While linen is a more durable painting fabric than cotton, stretching raw linen requires more care and delicacy than does cotton and is far more time consuming. If you have never stretched a canvas, raw linen is not a good practice material. It is far too costly and finicky to attempt to stretch linen without experience. If you want experience, stretch cotton, which is available in inexpensive student grades. Imperfections can be smoothed with a pumice and these canvases provide a great surface for all kinds of painting.

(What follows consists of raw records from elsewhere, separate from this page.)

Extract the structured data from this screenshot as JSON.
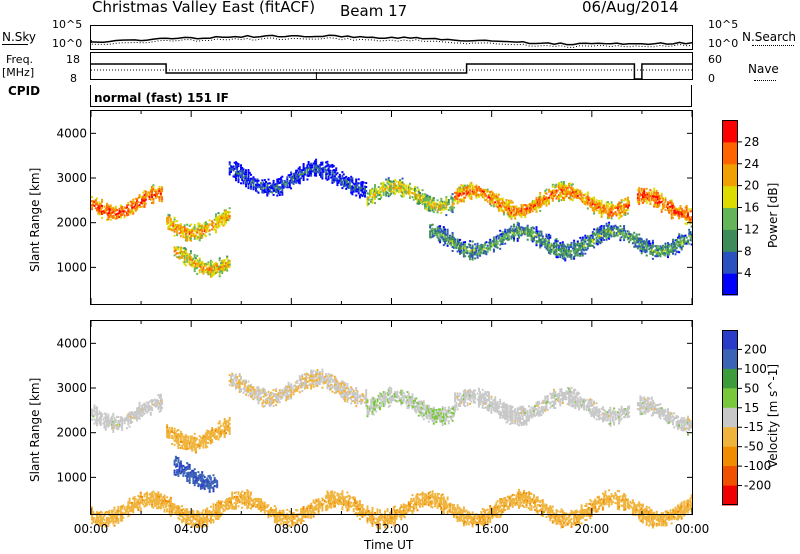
{
  "header": {
    "station": "Christmas Valley East (fitACF)",
    "beam": "Beam 17",
    "date": "06/Aug/2014"
  },
  "noise_panel": {
    "left_label": "N.Sky",
    "right_label": "N.Search",
    "left_ticks": [
      "10^5",
      "10^0"
    ],
    "right_ticks": [
      "10^5",
      "10^0"
    ]
  },
  "freq_panel": {
    "left_label_line1": "Freq.",
    "left_label_line2": "[MHz]",
    "left_ticks": [
      "18",
      "8"
    ],
    "right_label": "Nave",
    "right_ticks": [
      "60",
      "0"
    ]
  },
  "cpid": {
    "label": "CPID",
    "value": "normal (fast) 151 IF"
  },
  "colors": {
    "power_scale": [
      "#0000ff",
      "#2a52be",
      "#3c8c5a",
      "#64b45a",
      "#dcdc00",
      "#f0a000",
      "#ff6400",
      "#ff0000"
    ],
    "velocity_scale": [
      "#2a3cc8",
      "#3c64b4",
      "#3c9c3c",
      "#78c83c",
      "#c8c8c8",
      "#f0b43c",
      "#f08c00",
      "#f05000",
      "#f00000"
    ]
  },
  "chart_data": [
    {
      "type": "heatmap",
      "title": "",
      "ylabel": "Slant Range [km]",
      "xlabel": "",
      "ylim": [
        180,
        4500
      ],
      "yticks": [
        "1000",
        "2000",
        "3000",
        "4000"
      ],
      "x_ticks": [
        "00:00",
        "04:00",
        "08:00",
        "12:00",
        "16:00",
        "20:00",
        "00:00"
      ],
      "colorbar": {
        "label": "Power [dB]",
        "ticks": [
          "4",
          "8",
          "12",
          "16",
          "20",
          "24",
          "28"
        ],
        "range": [
          0,
          30
        ]
      },
      "bands": [
        {
          "start_h": 0.0,
          "end_h": 2.8,
          "range_km": 2450,
          "level_db": 26
        },
        {
          "start_h": 3.0,
          "end_h": 5.5,
          "range_km": 2000,
          "level_db": 22
        },
        {
          "start_h": 5.5,
          "end_h": 11.0,
          "range_km": 3000,
          "level_db": 6
        },
        {
          "start_h": 11.0,
          "end_h": 14.5,
          "range_km": 2600,
          "level_db": 18
        },
        {
          "start_h": 14.5,
          "end_h": 21.5,
          "range_km": 2500,
          "level_db": 24
        },
        {
          "start_h": 21.8,
          "end_h": 24.0,
          "range_km": 2400,
          "level_db": 26
        },
        {
          "start_h": 3.3,
          "end_h": 5.5,
          "range_km": 1200,
          "level_db": 20
        },
        {
          "start_h": 13.5,
          "end_h": 24.0,
          "range_km": 1600,
          "level_db": 12
        }
      ]
    },
    {
      "type": "heatmap",
      "title": "",
      "ylabel": "Slant Range [km]",
      "xlabel": "Time UT",
      "ylim": [
        180,
        4500
      ],
      "yticks": [
        "1000",
        "2000",
        "3000",
        "4000"
      ],
      "x_ticks": [
        "00:00",
        "04:00",
        "08:00",
        "12:00",
        "16:00",
        "20:00",
        "00:00"
      ],
      "colorbar": {
        "label": "Velocity [m s^-1]",
        "ticks": [
          "200",
          "100",
          "50",
          "15",
          "-15",
          "-50",
          "-100",
          "-200"
        ],
        "range": [
          -250,
          250
        ]
      },
      "bands": [
        {
          "start_h": 0.0,
          "end_h": 2.8,
          "range_km": 2450,
          "velocity": 0
        },
        {
          "start_h": 3.0,
          "end_h": 5.5,
          "range_km": 2000,
          "velocity": -60
        },
        {
          "start_h": 5.5,
          "end_h": 11.0,
          "range_km": 3000,
          "velocity": -20
        },
        {
          "start_h": 11.0,
          "end_h": 14.5,
          "range_km": 2600,
          "velocity": 20
        },
        {
          "start_h": 14.5,
          "end_h": 21.5,
          "range_km": 2600,
          "velocity": 0
        },
        {
          "start_h": 21.8,
          "end_h": 24.0,
          "range_km": 2400,
          "velocity": 0
        },
        {
          "start_h": 3.3,
          "end_h": 5.0,
          "range_km": 1100,
          "velocity": 180
        },
        {
          "start_h": 0.0,
          "end_h": 24.0,
          "range_km": 300,
          "velocity": -60
        }
      ]
    }
  ]
}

While primed linen (as well as primed or unprimed cotton) can be stretched tightly on its support bars with canvas pliers, raw linen must be stretched loosely to its frame, preferably with #6 carpet tacks. This should be done by hand, rather than with pliers, since the nature of the fabric will change substantially after the canvas bas been primed. Because linen has a more pronounced weave than cotton, it is important that the weave of the fabric is either parallel or at right angles to the stretcher bars. Linen must be stretched with equal tension on all sides. These precautions will prevent the linen from damaging the stretcher bars as it tightens after priming. If an acrylic gesso is used for priming, you can expect the linen to tighten up considerably when dry. The extent to which it tightens up also depends on environmental conditions. If you live in Arizona, for example, you may have to stretch looser than we would here in Seattle.
If an oil primer is used, the outcome is somewhat less predictable. Following an application of rabbit skin glue sizing, the canvas will most likely tighten. After an oil primer is applied, linen has been known to either tighten up or loosen itself and sag, depending on the grade and weight of linen, the consistency of the primer and the environmental conditions.

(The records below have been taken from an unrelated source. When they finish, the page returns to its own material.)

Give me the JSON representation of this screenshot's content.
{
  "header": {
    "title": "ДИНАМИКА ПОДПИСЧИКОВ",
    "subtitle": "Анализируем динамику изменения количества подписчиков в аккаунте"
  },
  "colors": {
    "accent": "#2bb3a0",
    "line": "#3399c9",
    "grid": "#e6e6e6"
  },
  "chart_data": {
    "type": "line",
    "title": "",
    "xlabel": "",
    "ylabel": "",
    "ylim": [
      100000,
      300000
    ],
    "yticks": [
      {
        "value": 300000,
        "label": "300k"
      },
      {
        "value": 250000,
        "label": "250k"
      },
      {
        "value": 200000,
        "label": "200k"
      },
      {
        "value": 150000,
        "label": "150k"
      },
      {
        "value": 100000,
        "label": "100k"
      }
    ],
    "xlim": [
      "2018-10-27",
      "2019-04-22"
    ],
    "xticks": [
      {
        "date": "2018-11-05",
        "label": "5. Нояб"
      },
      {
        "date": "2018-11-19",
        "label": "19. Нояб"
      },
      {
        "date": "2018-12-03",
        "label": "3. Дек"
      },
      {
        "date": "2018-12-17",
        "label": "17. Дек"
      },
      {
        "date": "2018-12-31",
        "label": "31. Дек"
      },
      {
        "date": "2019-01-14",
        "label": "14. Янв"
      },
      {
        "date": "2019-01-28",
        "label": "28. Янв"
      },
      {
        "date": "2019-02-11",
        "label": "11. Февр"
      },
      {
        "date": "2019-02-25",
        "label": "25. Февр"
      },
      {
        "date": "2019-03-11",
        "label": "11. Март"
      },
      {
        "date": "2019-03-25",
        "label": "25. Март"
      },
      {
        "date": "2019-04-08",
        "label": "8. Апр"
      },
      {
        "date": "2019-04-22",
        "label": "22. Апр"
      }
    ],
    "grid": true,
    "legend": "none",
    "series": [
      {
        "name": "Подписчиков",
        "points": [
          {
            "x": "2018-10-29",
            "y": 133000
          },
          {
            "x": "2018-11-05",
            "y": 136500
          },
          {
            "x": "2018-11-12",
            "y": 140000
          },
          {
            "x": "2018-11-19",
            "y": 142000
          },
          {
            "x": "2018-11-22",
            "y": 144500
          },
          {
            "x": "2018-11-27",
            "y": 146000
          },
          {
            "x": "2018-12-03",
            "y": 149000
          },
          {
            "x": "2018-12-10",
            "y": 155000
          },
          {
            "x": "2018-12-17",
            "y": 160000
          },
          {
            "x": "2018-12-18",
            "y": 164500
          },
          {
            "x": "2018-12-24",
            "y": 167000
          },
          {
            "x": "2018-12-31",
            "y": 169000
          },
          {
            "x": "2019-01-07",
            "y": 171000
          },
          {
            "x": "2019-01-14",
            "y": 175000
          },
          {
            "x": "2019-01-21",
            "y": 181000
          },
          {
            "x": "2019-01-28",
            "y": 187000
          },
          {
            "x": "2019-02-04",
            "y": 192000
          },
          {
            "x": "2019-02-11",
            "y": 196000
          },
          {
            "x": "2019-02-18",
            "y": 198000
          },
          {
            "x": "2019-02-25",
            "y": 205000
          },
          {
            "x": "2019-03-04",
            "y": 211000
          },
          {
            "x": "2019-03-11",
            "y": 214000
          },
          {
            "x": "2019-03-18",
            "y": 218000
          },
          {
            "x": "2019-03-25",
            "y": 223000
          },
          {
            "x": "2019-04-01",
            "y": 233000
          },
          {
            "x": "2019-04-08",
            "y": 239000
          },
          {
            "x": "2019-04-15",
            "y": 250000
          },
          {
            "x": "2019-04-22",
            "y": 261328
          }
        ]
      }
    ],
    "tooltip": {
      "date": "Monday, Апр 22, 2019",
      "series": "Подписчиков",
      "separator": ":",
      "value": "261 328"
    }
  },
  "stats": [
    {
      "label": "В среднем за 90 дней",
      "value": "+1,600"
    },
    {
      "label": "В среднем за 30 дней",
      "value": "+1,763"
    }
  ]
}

What all this means is that you have to experiment with stretching unprimed linen because there are so many variables. To determine how loosely the fabric should be stretched comes from feel and from experience. If a particularly heavy grade of raw linen is stretched too tightly, its strength could sufficiently warp or even split the stretcher bars or joints after an application of rabbit skin glue and primer. Therefore, it is safer to stretch raw linen too loosely, and restretch after priming, than to risk severe damage to the stretchers. Heavy duty stretcher bars should always be used with linen canvas, and sizes over 48" should be braced, as well. If, after priming, the linen is only slightly loose, restretching can often be avoided by the insertion of corner keys.
Some artists stretch large pieces of raw linen, for sizing and priming, on a heavy frame made of 2" x 4"s. When dry, these pieces are then cut to the desired size and restretched on permanent stretcher bars. Although restretching is time consuming, it is a good method of insuring that if the linen either tightens up or sags after priming, it can still be transferred to a final support without damage.